How to get online HTML-tables down locally automatically using C#

Question

Okay to keep it short:

I have some different websites with tables containing information that i would like to have "local" to query.

I have searched for possibilities and i have some ideas myself.

In Excel i found a function where i can navigate to a webpage and copy the data from a table. Problem is this only happens once. The data in the tables will be updated every week so i need Excel to be updated automatically every time i open my program.
I could use a crawler, but then i would have to write a different solution for every table and find a way to save it.

I have a MySQL database right know containing many of the information i need in my program, so if any solution requires a database that totally acceptable.

About my program: Will be written in C#, first as a local program and then to a MVC project. Suggestions for both projects are very welcome and if you need more information just commented, and i will try and describe it some more. :)

EDIT! 1

I am very sorry that I am didn't from the beginning enlightened you about which tables i were talking about, but when I started this question I still needed to find all the tables. Now, however, I have taken a few of them out to show you guys how different types of tables I have to work with. About the project, it should tell you that the program I have planned to make is only for private use and not to sell. I am not aware about the rules on crawling on public sites, so thats why i keep it private.

Table 2 Table 3

As you can see, it's a lot of soccer data showing in very different ways, so i need to know which way is best for me to gather the data because i believe it to be easier to design med database with this knowledge.

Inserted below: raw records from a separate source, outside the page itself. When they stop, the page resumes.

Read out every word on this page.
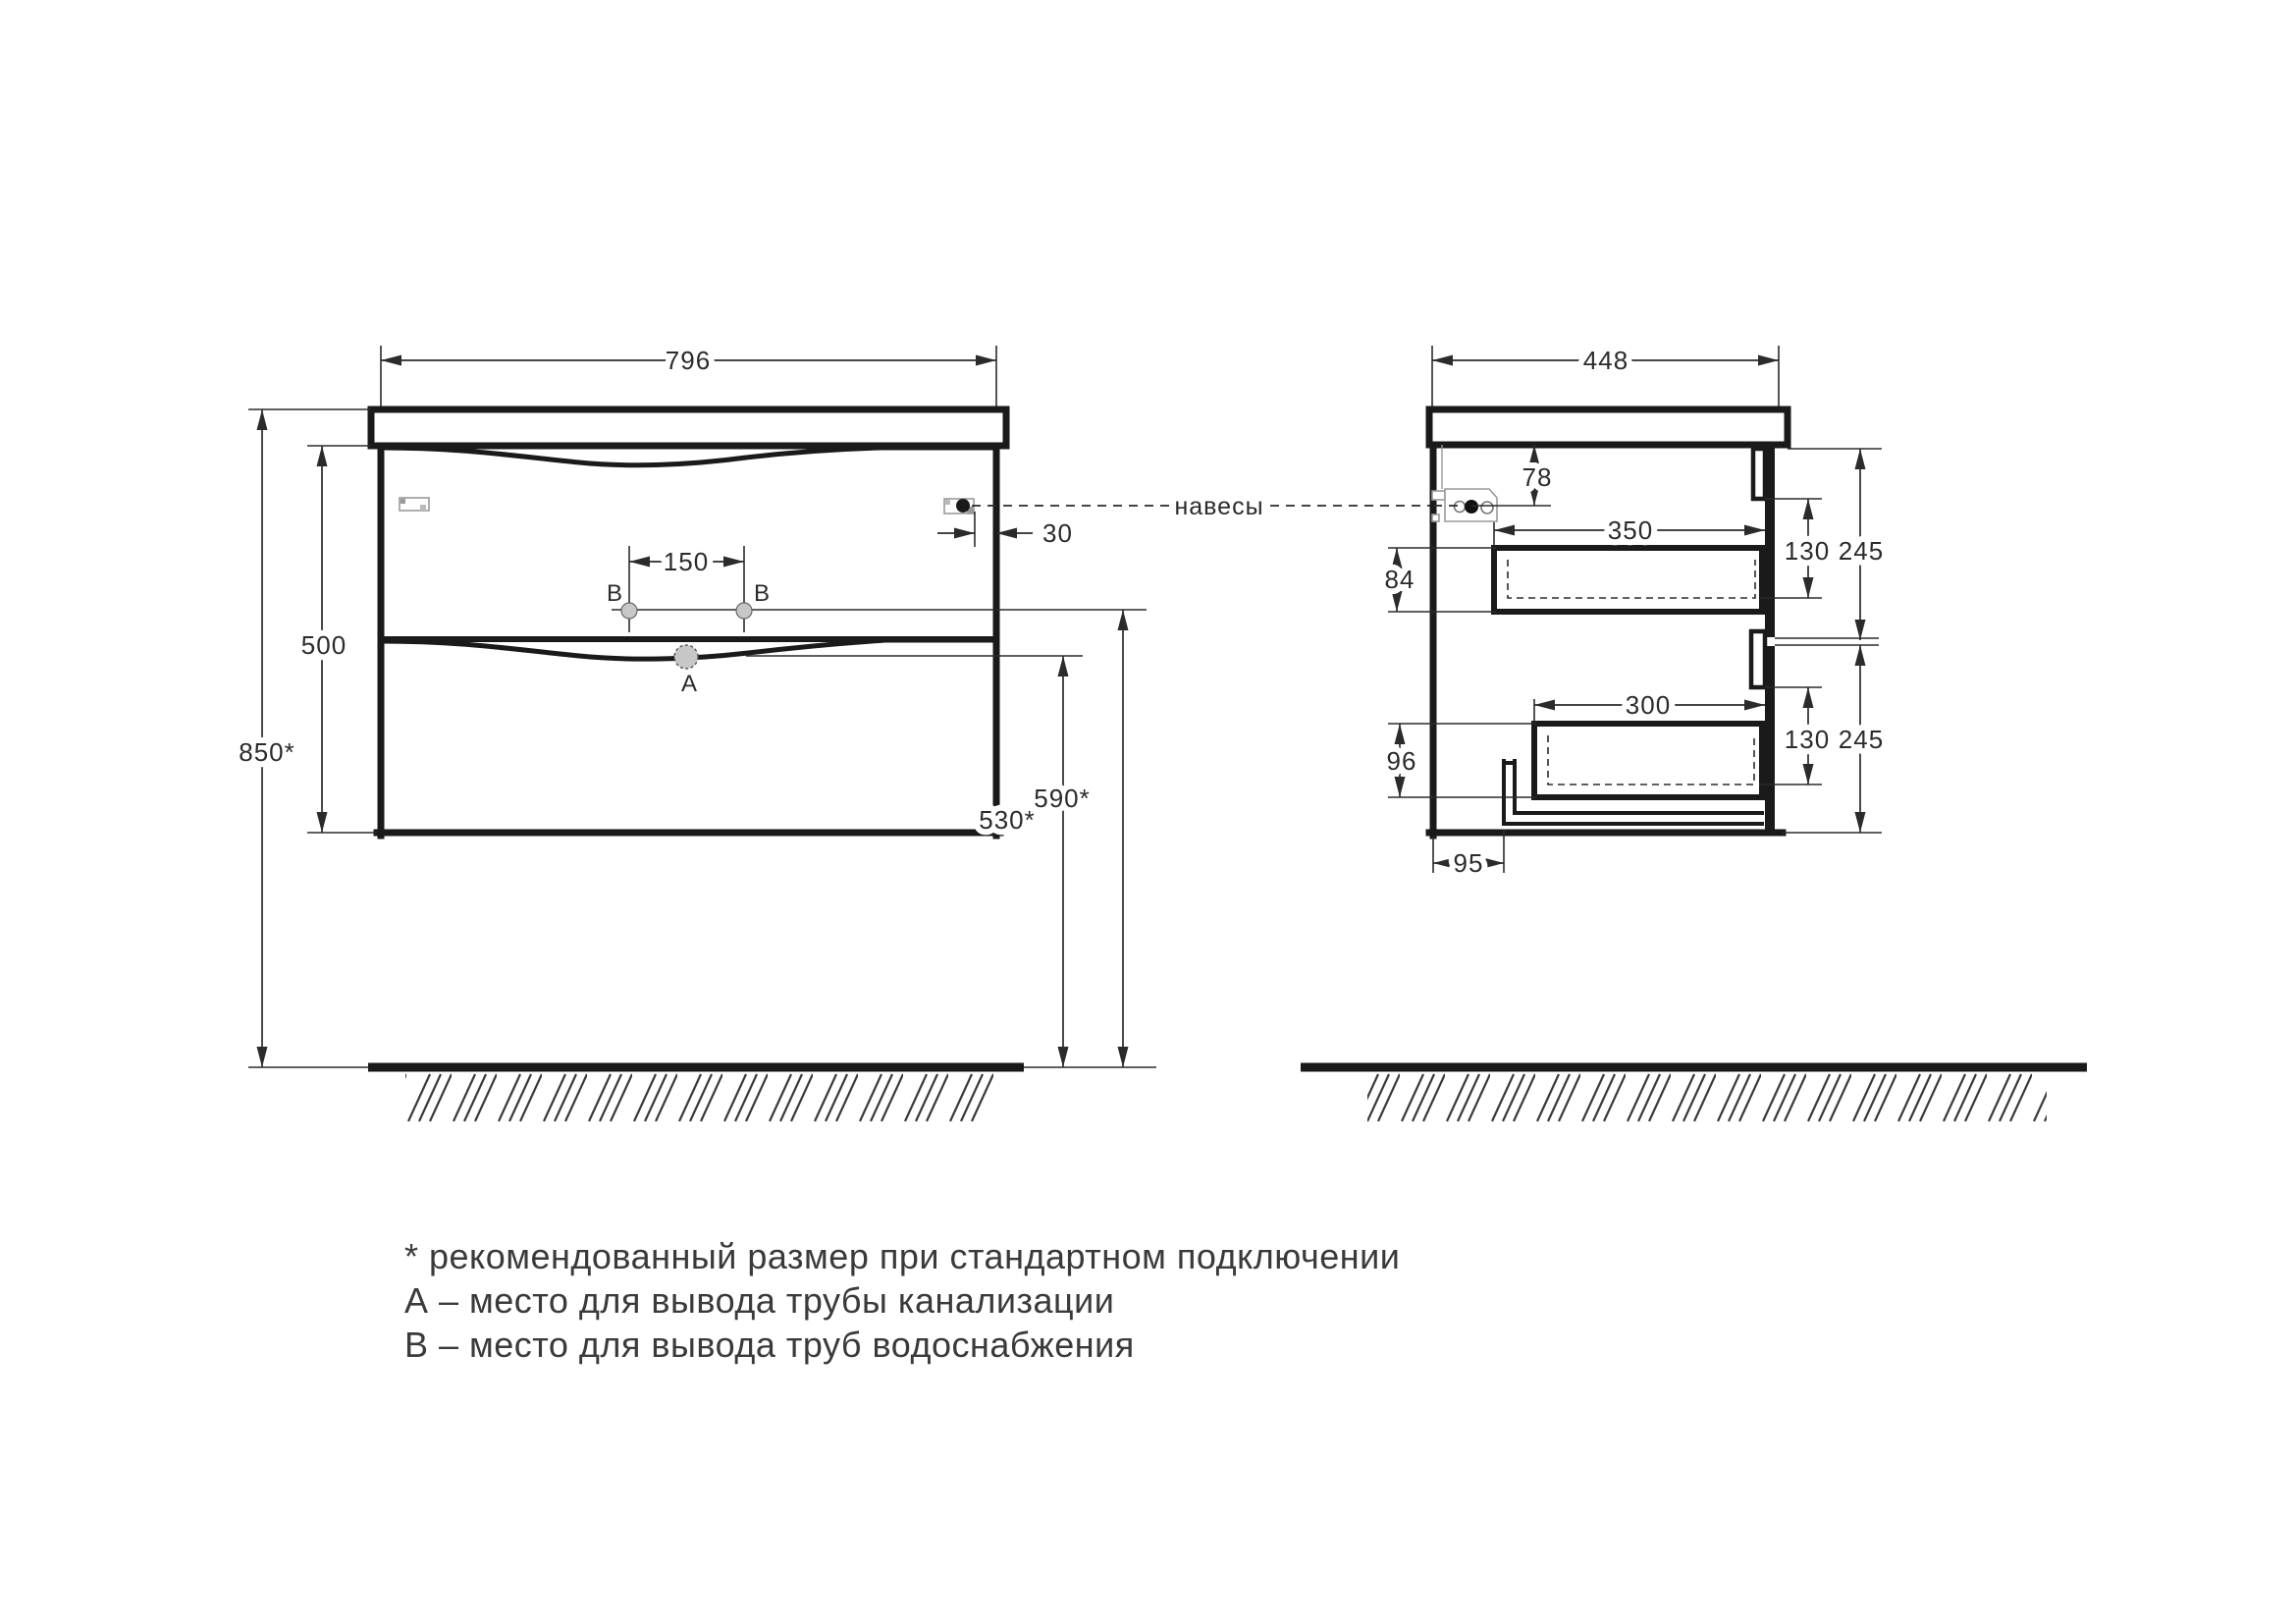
796
30
150
В	В
А
850*
500
530*
590*
навесы
448
78
350
84
96
300
95
130 245
130 245
* рекомендованный размер при стандартном подключении
А – место для вывода трубы канализации
В – место для вывода труб водоснабжения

I posted a preliminary answer, but am wondering are these sites you have control of or public sites you do not own? Also can you elaborate on the database you have that contains much of the info you need, where did this data come from? Finally is excel necessary here or just mentioned because it sort of does what you need, but manually whereas you need (prefer) this to be more automated? This will help to make my answer more specific and provide some code samples and links to free tools, for example. — Dmitriy Khaykin, Feb 24 '12 at 20:12
@DavidKhaykin This a public sites which i can't control. The database is a MySQL 5. Yes, Excel is only here because i know of the inbuilt function. :) I hope thats enough info. The information i have know is only a few tables with no connection to each other. I looking into the ways i can build the database before i designet. :) — Anders Gerner, Feb 26 '12 at 14:51
It wont allow me to add the first table. Here it is: http://soccernet.espn.go.com/stats/_/league/eng.1/barclays-premier-league?cc=5739 — Anders Gerner, Feb 27 '12 at 21:08

score 7 · Accepted Answer · edited May 23 '17 at 12:05

7

Anders, Excel has an inbuilt way to fetch the data and you have to do that once. Next time you have to simply refresh the query. Please see this link.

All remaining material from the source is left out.